What is it about compassion that can bring happiness into your life? What if I'm not by nature a very compassionate person, can compassion be cultivated?
As I mentioned last week, the dictionary defines compassion as a feeling that arises when you are confronted with another’s suffering and feel motivated to relieve that suffering. Compassion is action oriented. It's bringing someone who is in need a meal, it's giving someone a ride, it's listening to someone going through a tough time, it's taking action to relieve someone's suffering in some way shape or form. We all at times practice compassion.
I consider compassion to be a spiritual practice. Developing and cultivating compassion is an integral part of my spiritual practice. It's been said that of all the world's various religions the one thing they all have in common is the emphasis on the practice of compassion. Compassion is service. Compassion is love. Compassion is kindness. Compassion makes us happier and healthier.
How compassionate do you consider yourself to be? In addition to practicing compassion for others, do you also practice self-compassion? How do we develop and cultivate compassion?
When I teach about compassion, I share three ways to cultivate compassion. I'll share one of these ways in this post and the remaining other two next week. The first way to develop and cultivate compassion is to focus on cultivating self-compassion.
In our American culture no one teaches us to tend to our own suffering. We help others, but a lot of the time neglect our own pain and suffering and how to care for ourselves. We beat ourselves up playing the woulda, coulda, shoulda game, engage in negative self-talk and keep plowing forward with our cup empty. So how do we exercise self-compassion?
What would I say to a close friend?
Imagine what you would say to a close friend who was experiencing the same thing you are in life. Typically, we are more compassionate, understanding, loving, kind and caring to a close friend than we are to ourselves. While we comfort a friend, with ourselves we typically engage in negative self-talk.

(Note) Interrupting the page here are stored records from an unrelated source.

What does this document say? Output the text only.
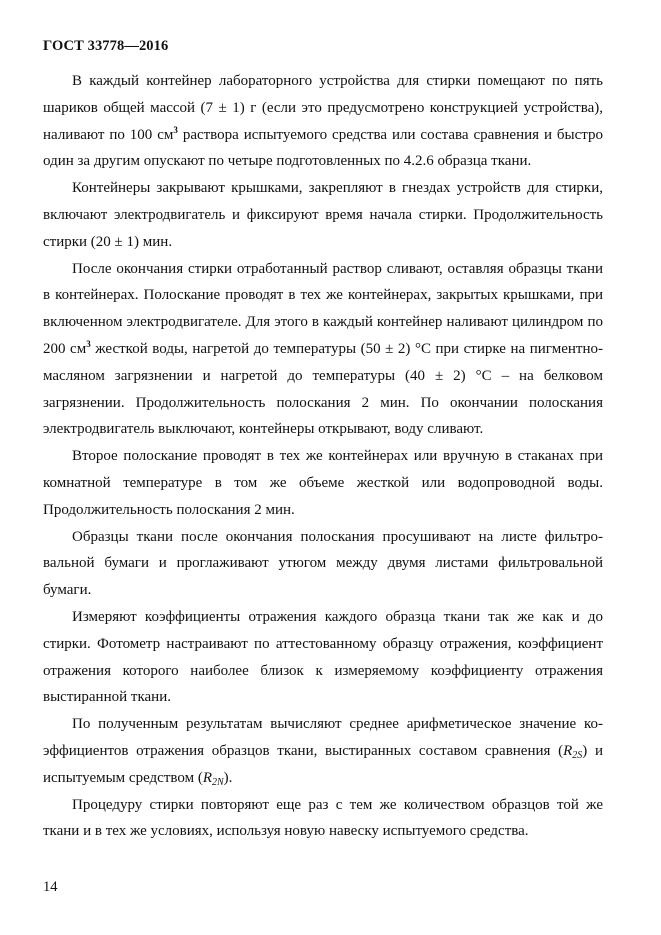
ГОСТ 33778—2016

В каждый контейнер лабораторного устройства для стирки помещают по пять шариков общей массой (7 ± 1) г (если это предусмотрено конструкцией устройства), наливают по 100 $см^3$ раствора испытуемого средства или состава сравнения и быстро один за другим опускают по четыре подготовленных по 4.2.6 образца ткани.

Контейнеры закрывают крышками, закрепляют в гнездах устройств для стирки, включают электродвигатель и фиксируют время начала стирки. Продолжительность стирки (20 ± 1) мин.

После окончания стирки отработанный раствор сливают, оставляя образцы ткани в контейнерах. Полоскание проводят в тех же контейнерах, закрытых крышками, при включенном электродвигателе. Для этого в каждый контейнер наливают цилиндром по 200 $см^3$ жесткой воды, нагретой до температуры (50 ± 2) °С при стирке на пигментно-масляном загрязнении и нагретой до температуры (40 ± 2) °С – на белковом загрязнении. Продолжительность полоскания 2 мин. По окончании полоскания электродвигатель выключают, контейнеры открывают, воду сливают.

Второе полоскание проводят в тех же контейнерах или вручную в стаканах при комнатной температуре в том же объеме жесткой или водопроводной воды. Продолжительность полоскания 2 мин.

Образцы ткани после окончания полоскания просушивают на листе фильтровальной бумаги и проглаживают утюгом между двумя листами фильтровальной бумаги.

Измеряют коэффициенты отражения каждого образца ткани так же как и до стирки. Фотометр настраивают по аттестованному образцу отражения, коэффициент отражения которого наиболее близок к измеряемому коэффициенту отражения выстиранной ткани.

По полученным результатам вычисляют среднее арифметическое значение коэффициентов отражения образцов ткани, выстиранных составом сравнения $(R_{2S})$ и испытуемым средством $(R_{2N})$.

Процедуру стирки повторяют еще раз с тем же количеством образцов той же ткани и в тех же условиях, используя новую навеску испытуемого средства.

14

Be gentle and loving with yourself. Offer up the same care and words of support to yourself the same way that you would to a friend.
I am hurting, what can I do to help myself?
Acknowledge that you are hurting and give consideration to what you can do to help yourself...get extra rest, take a walk or a bubble bath, order out dinner, or accept the help of a loved one. Whatever you can do to relieve your suffering by taking extra special care of your own needs.
We often discount the importance of touch in comforting ourselves and relieving our pain and suffering. Give yourself a hug, ask for a hug, gently stroke your arm, or hold your hand the way you would for a loved one. Speaking kind and loving words to yourself while stroking your own arm or giving yourself a hug can be very soothing. Maybe tell yourself that even though this is hard that you will be okay, that you are enough, that you will be able to work through the challenge, etc.
Utilizing these techniques and offering yourself compassion is a key step to being able to extend compassion to others. Care for yourself during times of pain and suffering the way you would care for a loved one.
There are many benefits to high levels of self-compassion beyond happiness and wellness, it has been linked to less procrastination, less depression and more optimism. Also, people who exercise self-compassion are more likely to take ownership for their own mistakes.
I invite you to consider cultivating more self-compassion, it's an important key to happiness, wellness and healing.